Many a control freak is upset when someone else takes over their assignment and makes a decision and gets it done, now. That's because the world was moving at the control freak's pace and it felt good to him or her.

It is often the speed of making a decision that is a make-it or break-it situation in business--whether you make that sale or fix that problem. Control or power that slows down the response time, and in turn loses the opportunities, is not productive and is short-lived.

Barry LaBov
LaBov & Beyond
www.labov.com

Wednesday, October 5, 2011

Power, Part One: Holding On

Power and control are very intoxicating. We read of power-hungry dictators, we know or claim to be control-freaks, and we admire or sometimes dismiss the megalomaniacs that have founded and run some of the most impressive companies in the world.

In the lives of most of us we are not third-world dictators or CEOs of the world's best-known conglomerates, but we deal with power and control daily. Hard feelings happen when someone loses control or it appears to be taken away. It's like a friend has been taken away from you or in some more extreme cases, like your street gang has been captured and put in jail. You're all alone and less powerful.

The more you hold onto power, the less powerful you are, It diminishes you. Power is a result of what you do, not the goal of what you do.

Barry LaBov
LaBov & Beyond
http://www.labov.com/

Tuesday, October 4, 2011

Some of us like to work to have fun

I went to a fancy, trendy restaurant with a bunch of friends. It was one those extremely loud, busy, clangy, noisy places. Then it came time to look at the menu and it was difficult to read, very complex and creative. Then it came time to learn that this was a family-style restaurant--you ordered a bunch of entrees for the table and had the challenge of making everyone happy.
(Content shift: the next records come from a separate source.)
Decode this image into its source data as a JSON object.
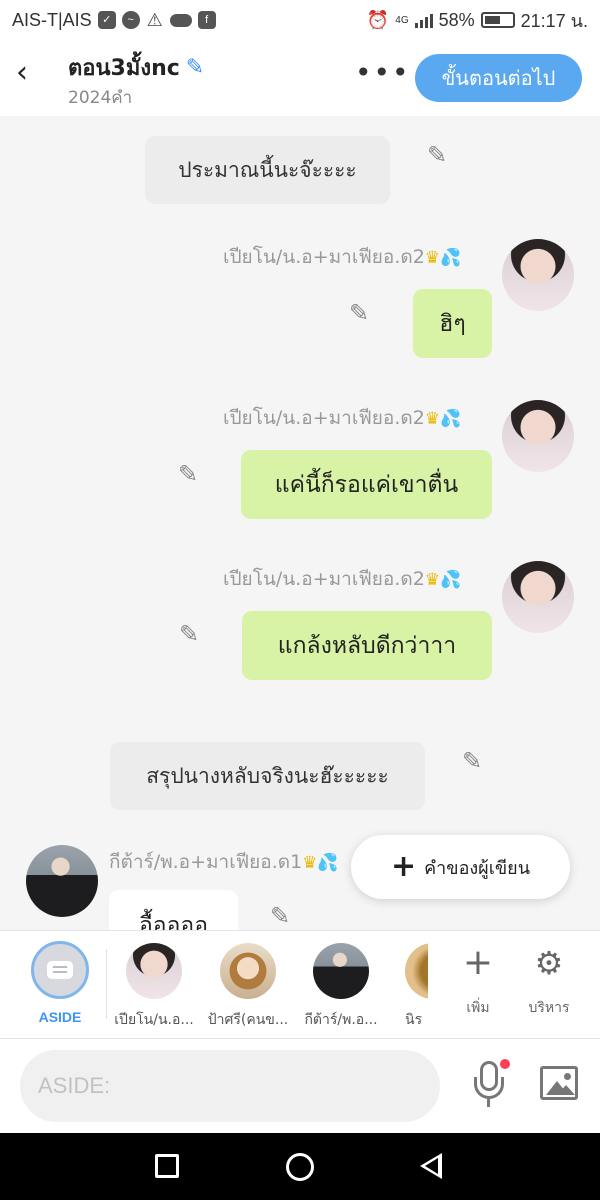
{
  "status_bar": {
    "carrier": "AIS-T|AIS",
    "network": "4G",
    "battery": "58%",
    "time": "21:17 น."
  },
  "header": {
    "title": "ตอน3มั้งnc",
    "word_count": "2024คำ",
    "next_button": "ขั้นตอนต่อไป"
  },
  "messages": {
    "narr1": "ประมาณนี้นะจ๊ะะะะ",
    "m1_name": "เปียโน/น.อ+มาเฟียอ.ด2",
    "m1_text": "ฮิๆ",
    "m2_name": "เปียโน/น.อ+มาเฟียอ.ด2",
    "m2_text": "แค่นี้ก็รอแค่เขาตื่น",
    "m3_name": "เปียโน/น.อ+มาเฟียอ.ด2",
    "m3_text": "แกล้งหลับดีกว่าาา",
    "narr2": "สรุปนางหลับจริงนะฮ๊ะะะะะ",
    "m4_name": "กีต้าร์/พ.อ+มาเฟียอ.ด1",
    "m4_text": "อื้ออออ"
  },
  "fab": {
    "label": "คำของผู้เขียน"
  },
  "character_bar": {
    "aside_label": "ASIDE",
    "characters": [
      {
        "name": "เปียโน/น.อ..."
      },
      {
        "name": "ป้าศรี(คนข..."
      },
      {
        "name": "กีต้าร์/พ.อ..."
      },
      {
        "name": "นิร"
      }
    ],
    "add_label": "เพิ่ม",
    "manage_label": "บริหาร"
  },
  "input": {
    "placeholder": "ASIDE:"
  },
  "colors": {
    "accent": "#5aa9f0",
    "bubble_green": "#d8f3a6",
    "narration_bg": "#ececec"
  },
  "icons": [
    "back-icon",
    "edit-icon",
    "more-icon",
    "crown-icon",
    "droplets-icon",
    "plus-icon",
    "gear-icon",
    "mic-icon",
    "image-icon"
  ]
}
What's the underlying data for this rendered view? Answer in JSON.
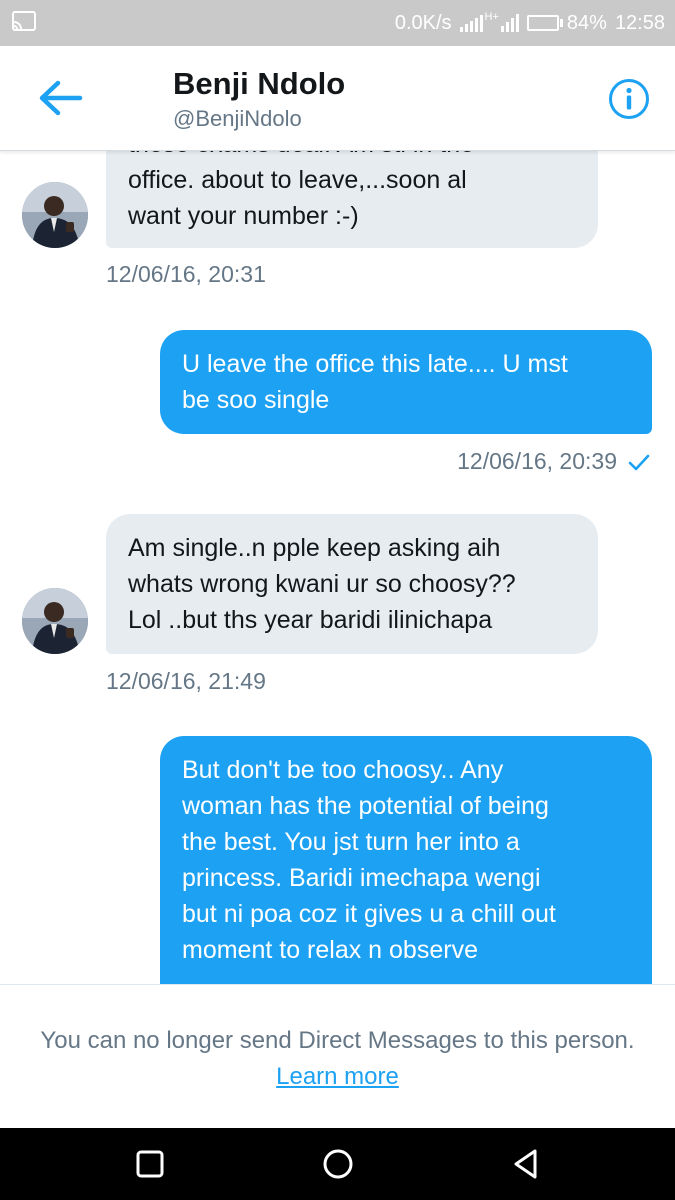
{
  "status_bar": {
    "speed": "0.0K/s",
    "network": "H+",
    "battery": "84%",
    "battery_level": 0.84,
    "time": "12:58",
    "icons": [
      "cast-icon",
      "signal-icon",
      "battery-icon"
    ]
  },
  "header": {
    "name": "Benji Ndolo",
    "handle": "@BenjiNdolo",
    "back_icon": "arrow-left-icon",
    "info_icon": "info-icon",
    "accent": "#1da1f2"
  },
  "messages": [
    {
      "direction": "incoming",
      "lines": [
        "these exams deal. Am stl in the",
        "office. about to leave,...soon al",
        "want your number :-)"
      ],
      "timestamp": "12/06/16, 20:31"
    },
    {
      "direction": "outgoing",
      "lines": [
        "U leave the office this late.... U mst",
        "be soo single"
      ],
      "timestamp": "12/06/16, 20:39",
      "read_icon": "checkmark-icon"
    },
    {
      "direction": "incoming",
      "lines": [
        "Am single..n pple keep asking aih",
        "whats wrong kwani ur so choosy??",
        "Lol ..but ths year baridi ilinichapa"
      ],
      "timestamp": "12/06/16, 21:49"
    },
    {
      "direction": "outgoing",
      "lines": [
        "But don't be too choosy.. Any",
        "woman has the potential of being",
        "the best. You jst turn her into a",
        "princess. Baridi imechapa wengi",
        "but ni poa coz it gives u a chill out",
        "moment to relax n observe"
      ]
    }
  ],
  "footer": {
    "notice": "You can no longer send Direct Messages to this person.",
    "link": "Learn more"
  },
  "nav": {
    "icons": [
      "recents-square-icon",
      "home-circle-icon",
      "back-triangle-icon"
    ]
  },
  "colors": {
    "incoming_bubble": "#e6ecf0",
    "outgoing_bubble": "#1da1f2",
    "text_secondary": "#657786"
  }
}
They did have a nice beer and wine selection, which made the pressure of dining there more bearable. And, the food was excellent.

But, I'll never go back there again. Too much work for me. But that doesn't mean I'm right. The restaurant was full, it has a great reputation. For those who love it, the atmosphere, the quirky design and menu and the energy (noise) are exciting. For some, the act of going through this is fun, for others it's a job. Kind of like at the workplace?

Barry LaBov
LaBov & Beyond
www.labov.com

Monday, October 3, 2011

Perspiration

It's not inspiration, it's perspiration.

The above is a great mantra that I overlook. Too often we look for that great idea or breakthrough that will solve it all, only to see it fail because there was no follow-through or the effort wasn't there.

It's the perspiration, the determination...the work that will make a great idea (or even a mediocre idea) come to life and succeed.